Capanema é isso, é uma cidade de portas e janelas abertas para todas as pessoas que a adotam como “terra-mãe”. E o povo daqui, nem se fala: é generoso e hospitaleiro. Tudo isso faz parte dessa história que começo a contar. De Antônio Jerônimo a Guilherme Schuch o “Barão de Capanema”, eminente cientista e grande conhecedor da geografia no Brasil, que nascera em freguesia de Antônio Pereira, Comarca de Ouro Preto, em Minas Gerais, depois começou sua grande jornada pelos estados brasileiros durante 38 anos, como funcionário público, destacando-se como um grande sábio e trabalhador, passando a chamar-se Guilherme Schuch de Capanema. Em sua passagem por aqui, deixou raízes plantadas, que germinaram, dando nome à cidade. Ele e muitos outros desbravadores são figuras de destaque na história do município e da cidade de Capanema, assim como os intendentes, prefeitos, comerciantes, agricultores, políticos, homens cônscios de um modo geral e também aqueles que contribuíram para o desenvolvimento, sem distinção de classe social.

Ao me recordar um pouco da história de Capanema, vejo que muita gente deveria ser considerada cidadão ou cidadã desta terra, merecendo receber títulos e mais títulos, mas não cabe a mim, julgar ou mesmo apontar quem de direito.

Os pontos de destaques de Capanema já foram modificados em suas estruturas e como recordação é algo fascinante, lembro da Estação Ferroviária, da Caixa d´Água onde o trem era abastecido, da rua do fogo (Duque de Caxias), das travessas Pedro Teixeira, da Ladeira do Dois, do açude do Lucas Galdino, do Garrafão, do rio do Nelson, do rio pau-grosso, Ouricuri e muitos outros pontos turísticos que não existem mais.

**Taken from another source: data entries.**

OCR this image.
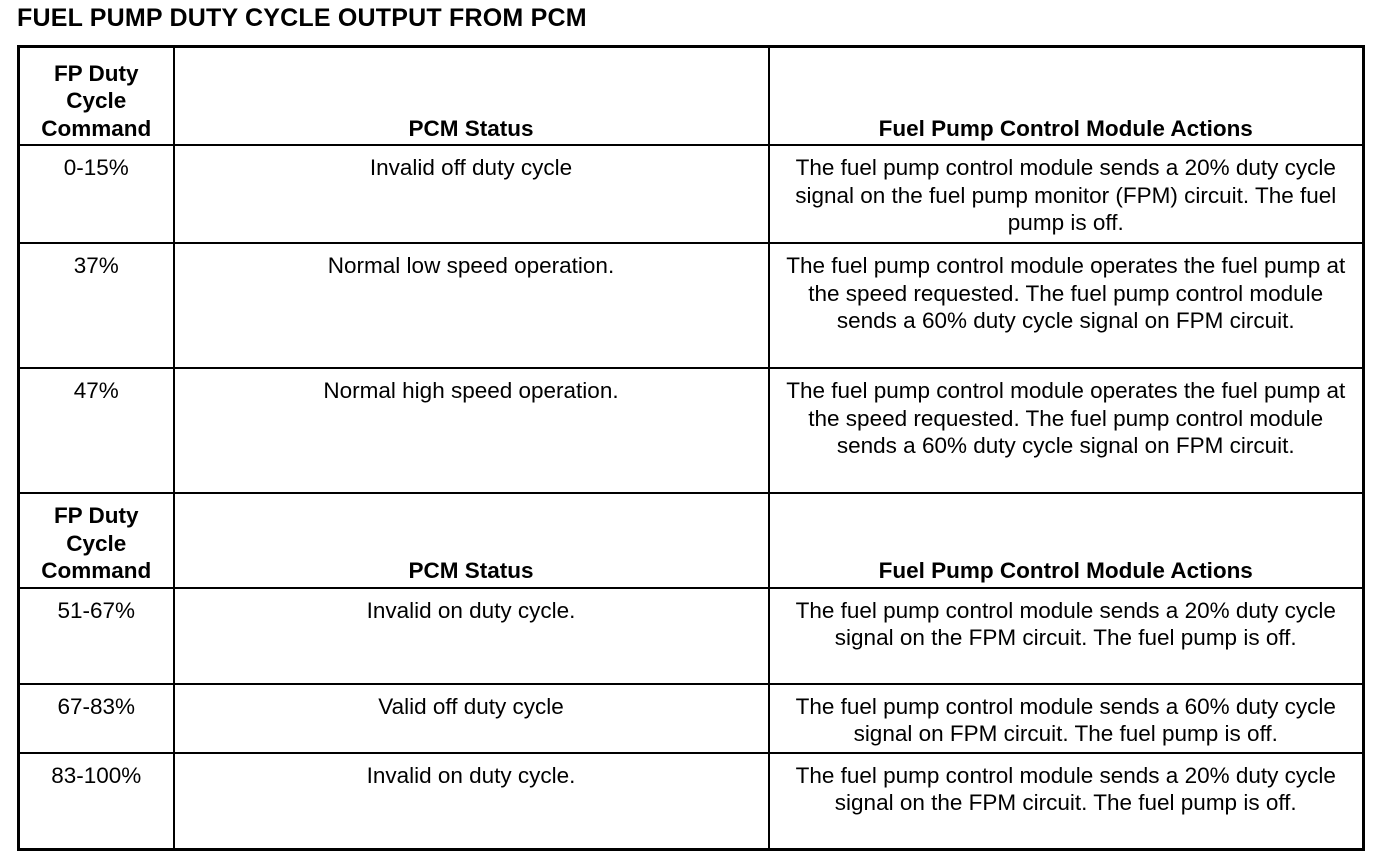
FUEL PUMP DUTY CYCLE OUTPUT FROM PCM
FP Duty Cycle Command	PCM Status	Fuel Pump Control Module Actions
0-15%	Invalid off duty cycle	The fuel pump control module sends a 20% duty cycle signal on the fuel pump monitor (FPM) circuit. The fuel pump is off.
37%	Normal low speed operation.	The fuel pump control module operates the fuel pump at the speed requested. The fuel pump control module sends a 60% duty cycle signal on FPM circuit.
47%	Normal high speed operation.	The fuel pump control module operates the fuel pump at the speed requested. The fuel pump control module sends a 60% duty cycle signal on FPM circuit.
FP Duty Cycle Command	PCM Status	Fuel Pump Control Module Actions
51-67%	Invalid on duty cycle.	The fuel pump control module sends a 20% duty cycle signal on the FPM circuit. The fuel pump is off.
67-83%	Valid off duty cycle	The fuel pump control module sends a 60% duty cycle signal on FPM circuit. The fuel pump is off.
83-100%	Invalid on duty cycle.	The fuel pump control module sends a 20% duty cycle signal on the FPM circuit. The fuel pump is off.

Relembro com muita saudade dos tempos da Travessa Rui Barbosa onde nós sentávamos nas poucas calçadas que existiam, para conversarmos sobre assuntos aleatórios. Saíam conversas boas e aquelas que só criança tem paciência de ouvir e falar. Jogávamos futebol no meio da rua e quando os mais velhos passavam, parávamos de jogar e assim levávamos uma vida bastante tranquila.

Cada vez em que estávamos reunidos no bate-bola, a chuva começava a cair e aquilo para nós era festa total. Formávamos dois times e traçávamos a pelota. Todos se esqueciam da vida. Quando terminava a bola a molecada corria para o rio do Nelson ou para o “pau-grosso”. Lá o dia continuava e quando se aproximava às seis horas da tarde retornávamos para as nossas casas. Era assim, quase todos os dias. É por isso que digo sempre: Capanema é uma terra abençoada. Ninguém ouvia falar em desavenças, doenças feias, maus-tratos ou coisa parecida.

Com a instalação do progresso a cidade evoluiu e isso nós vivenciamos. A economia centrada na industrialização do cimento pela empresa CIBRASA desde 1962, na agricultura, um pouco da pecuária e do comércio de um modo geral. As tradições, essas estão esquecidas e me deixam muito mais saudoso. Antigamente as festas juninas eram bem estruturadas, com fogueiras, foguetes, mingau de milho, pé-de-moleque, e muitas guloseimas da época. Infelizmente essas tradições ficaram no esquecimento.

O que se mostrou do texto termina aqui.